Jean, 39, lover of sci-fi, horror and fantasy, reader of comic books, conqueror of genre fiction.
Priest is one of my favorites. Two of her books, as a matter of fact, sit on my favorites shelf. That said, I probably went easier on this book because of that when, in my opinion, the book completely falls apart in the last act.
Well, to be fair, it doesn't fall apart so much as it stagnates. Let's start at the beginning: I had high hopes. The first night I read this, it actually frightened me enough that I questioned my own sanity in navigating my apartment in the darkness, thinking about what could be in it waiting for me. That's what the build-up does, it sets a wonderful atmosphere for the Withrow house that anyone who has lived in a big, dark home with a penchant for making unexplained noises will recognize.
The characters are what really hooked me. I loved Dahlia. I usually love Priest's characters, but it was nice to see one of the female characters come to the forefront without having to have a male character observe or comment. Her relationship with her cousin Bobby, and his son, her other cousin Gabe, made for a really interesting dynamic, and it promised something the book never delivered, and that's a look at how unsettling and sad family relations can be.
That was my read on the book, at first. Even the title of the book seemed to be pointing to this, that it would lead to being an examination of familial dysfunction, in the past and the present. And if it had played out like that, I would have loved this book. But it turns into something stale instead. The book gives you information a hundred pages before it presents it to you formally and still expects you to be surprised. Like, for instance, why should it come as some huge revelation that Abigail was formally locked in a sanitarium and given intense hyrdrotherapy when Dahlia not only had the experience of being shocked under the shower stream in the bathroom, but even shared Abigail's memories of the tubs with the straps on them, etc.?
I also liked that the ghosts seemed to be reaching out to Gabe at first. It reminded me of those 80's horror movies, like Poltergeist, and also let the other characters interact and grow without the focus of the ghost story on them. Bobby and Dahlia's best scene comes where Gabe disappears for a moment or two to commune with a ghost.

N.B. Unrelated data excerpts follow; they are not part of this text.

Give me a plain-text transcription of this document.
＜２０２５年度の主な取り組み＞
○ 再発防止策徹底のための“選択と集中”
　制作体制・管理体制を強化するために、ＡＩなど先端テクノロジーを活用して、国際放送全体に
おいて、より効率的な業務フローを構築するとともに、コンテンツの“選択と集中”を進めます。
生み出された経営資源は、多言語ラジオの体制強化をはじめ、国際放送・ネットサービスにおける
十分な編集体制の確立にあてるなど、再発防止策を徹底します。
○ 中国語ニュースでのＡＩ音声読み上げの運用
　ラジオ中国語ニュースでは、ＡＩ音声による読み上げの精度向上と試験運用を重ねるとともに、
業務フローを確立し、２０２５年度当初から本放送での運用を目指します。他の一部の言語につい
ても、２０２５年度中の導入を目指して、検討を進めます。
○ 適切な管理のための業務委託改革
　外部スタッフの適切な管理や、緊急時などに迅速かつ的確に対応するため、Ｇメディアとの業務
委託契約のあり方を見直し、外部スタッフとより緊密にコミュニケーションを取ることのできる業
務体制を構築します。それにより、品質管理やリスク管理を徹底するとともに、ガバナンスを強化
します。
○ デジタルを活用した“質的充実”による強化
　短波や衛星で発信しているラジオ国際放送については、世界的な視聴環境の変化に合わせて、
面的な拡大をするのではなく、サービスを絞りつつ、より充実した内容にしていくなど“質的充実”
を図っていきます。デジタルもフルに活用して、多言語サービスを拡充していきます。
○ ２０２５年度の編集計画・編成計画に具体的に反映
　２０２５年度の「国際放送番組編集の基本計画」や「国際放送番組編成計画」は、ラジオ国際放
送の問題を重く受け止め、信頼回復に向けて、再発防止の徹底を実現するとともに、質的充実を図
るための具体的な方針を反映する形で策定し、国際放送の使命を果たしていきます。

The problem with the reveal is that it actually means nothing. Revealing what happened in the past (which was, by the way, already revealed in bits and pieces, and yet we're still supposed to be in awe, I guess, of seeing it firsthand) has absolutely no impact, it's not going to break a curse or let the ghost's spirit go free. There's literally no reason for it to happen. And the magic ghost time traveling flashback is something used it dumb, cheap horror movie for people who are not creative enough to find other ways to unveil the story.
The house, we're told, is angry, but the book is actually so free from anger, that I never got that from it whatsoever. Dahlia just seems tired and a little desperate, and most of all sad. The house? Mildly peevish. The relationship that should exist between Dahlia and the house just isn't there, especially with her sympathy having fled her early on. It's the biggest misfire, and what the book relies on in the last act.
And worst of all? we have a Blumhouse-type jumpscare at the end of the book. Do you know what it's like reading the silly tropes that bad movies rely on? Bad. It's bad. As annoying as a jumpscare and fade to black might be in a movie, it works, more or less, in a visual medium. But it left me with no end of questions in the book, and also left me so dissatisfied that she ever thought this was a clever way to end the story.
It's too subtle to be The Shining, and not subtle enough to be something like The Haunting of Hill House. It exists in a strange sort of limbo in between. Where a lot of mediocre horror tales do, I'm sad to say.